Learning Disorders

It is frustrating. The other kids get it, but you don’t. Sometimes the words on the page and the sounds they make don’t match or the numbers are in the wrong order. You have to spend more time than everyone else and this doesn’t feel fair. You get embarrassed or afraid that you will get it wrong again. It makes you want to give up. It makes you feel isolated and alone.  

Learning disorders may be limited to one area, or it may encompass many. 

  • Reading problems can include difficulties with reading accuracy, reading rate or fluency, and reading comprehension. Dyslexia refers to learning difficulties related to word recognition, decoding and spelling. 
  • Problems with written expression can include difficulties with spelling, grammar and punctuation, and with clarity or organization of written expression. Dysgraphia is a term used to describe difficulties with handwriting. 
  • Problems with math can include difficulties with number sense, memorizing math facts, math calculations or math reasoning/problem solving. Dyscalculia is a term used to describe difficulties learning math facts and performing math calculations. 

The art depicts the overwhelming frustration of being unable to connect with the concepts, symbols, and tools by which others communicate knowledge and ideas.
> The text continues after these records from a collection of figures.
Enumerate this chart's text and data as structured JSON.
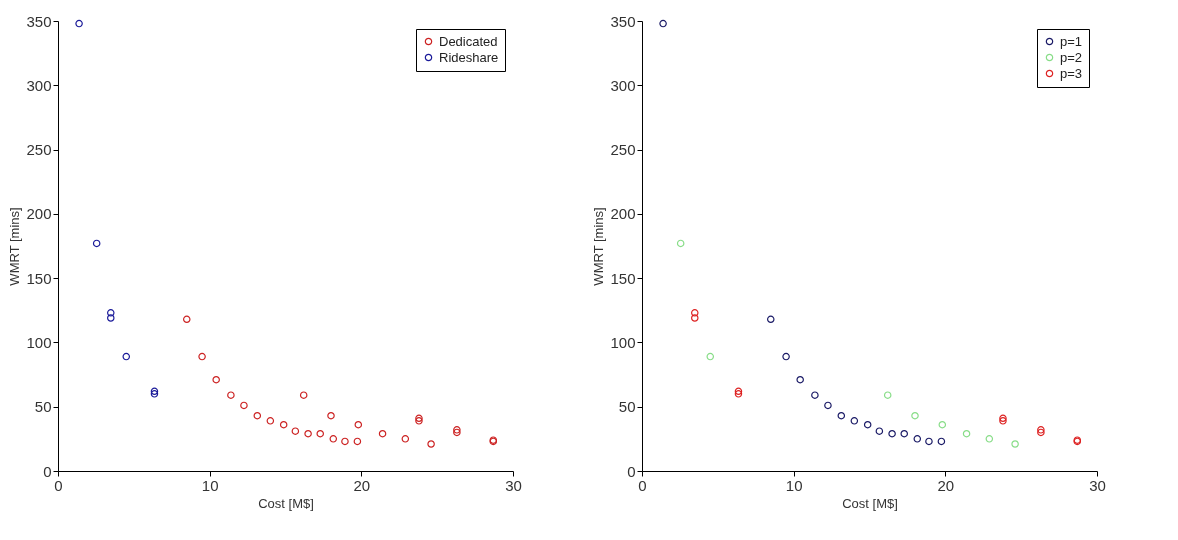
{
  "chart_data": [
    {
      "type": "scatter",
      "xlabel": "Cost [M$]",
      "ylabel": "WMRT [mins]",
      "xlim": [
        0,
        30
      ],
      "xticks": [
        0,
        10,
        20,
        30
      ],
      "ylim": [
        0,
        350
      ],
      "yticks": [
        0,
        50,
        100,
        150,
        200,
        250,
        300,
        350
      ],
      "grid": false,
      "legend": "top right",
      "marker": "circle",
      "series": [
        {
          "name": "Dedicated",
          "color": "#cc2222",
          "x": [
            8.49,
            9.5,
            10.43,
            11.4,
            12.26,
            13.14,
            14.0,
            14.88,
            15.65,
            16.49,
            17.29,
            18.15,
            18.92,
            19.74,
            16.2,
            18.0,
            19.8,
            21.4,
            22.9,
            24.6,
            23.8,
            23.8,
            26.3,
            26.3,
            28.7,
            28.7
          ],
          "values": [
            118,
            89,
            71,
            59,
            51,
            43,
            39,
            36,
            31,
            29,
            29,
            25,
            23,
            23,
            59,
            43,
            36,
            29,
            25,
            21,
            41,
            39,
            32,
            30,
            24,
            23
          ]
        },
        {
          "name": "Rideshare",
          "color": "#1a1a99",
          "x": [
            1.39,
            2.55,
            3.48,
            3.48,
            4.5,
            6.36,
            6.36
          ],
          "values": [
            348,
            177,
            123,
            119,
            89,
            62,
            60
          ]
        }
      ]
    },
    {
      "type": "scatter",
      "xlabel": "Cost [M$]",
      "ylabel": "WMRT [mins]",
      "xlim": [
        0,
        30
      ],
      "xticks": [
        0,
        10,
        20,
        30
      ],
      "ylim": [
        0,
        350
      ],
      "yticks": [
        0,
        50,
        100,
        150,
        200,
        250,
        300,
        350
      ],
      "grid": false,
      "legend": "top right",
      "marker": "circle",
      "series": [
        {
          "name": "p=1",
          "color": "#1a1a66",
          "x": [
            1.39,
            8.49,
            9.5,
            10.43,
            11.4,
            12.26,
            13.14,
            14.0,
            14.88,
            15.65,
            16.49,
            17.29,
            18.15,
            18.92,
            19.74
          ],
          "values": [
            348,
            118,
            89,
            71,
            59,
            51,
            43,
            39,
            36,
            31,
            29,
            29,
            25,
            23,
            23
          ]
        },
        {
          "name": "p=2",
          "color": "#88dd88",
          "x": [
            2.55,
            4.5,
            16.2,
            18.0,
            19.8,
            21.4,
            22.9,
            24.6
          ],
          "values": [
            177,
            89,
            59,
            43,
            36,
            29,
            25,
            21
          ]
        },
        {
          "name": "p=3",
          "color": "#dd2222",
          "x": [
            3.48,
            3.48,
            6.36,
            6.36,
            23.8,
            23.8,
            26.3,
            26.3,
            28.7,
            28.7
          ],
          "values": [
            123,
            119,
            62,
            60,
            41,
            39,
            32,
            30,
            24,
            23
          ]
        }
      ]
    }
  ]
}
“I was, on the whole, considerably discouraged by my school days. It was not pleasant to feel oneself so completely outclassed and left behind at the beginning of the race.”  – Winston Churchill 

 

“My teachers say I’m addled . . . my father thought I was stupid, and I almost decided I must be a dunce.” – Thomas Edison 

Most brains with learning disorders have communication issues between pairs of regions that need to be coordinated. Coherence and phase neurofeedback can help to correct these timing issues. However, neurofeedback alone will not “teach” the brain new skills – it will prepare the brain to more efficiently and effectively process those skills. Cognitive Behavioral Therapy can help to introduce new ways of engaging with the world to regain hope and to develop the persistence and self-confidence needed to continue skill development. We welcome working with your ADA or helping you find one to help transfer the specific skills at home in between sessions.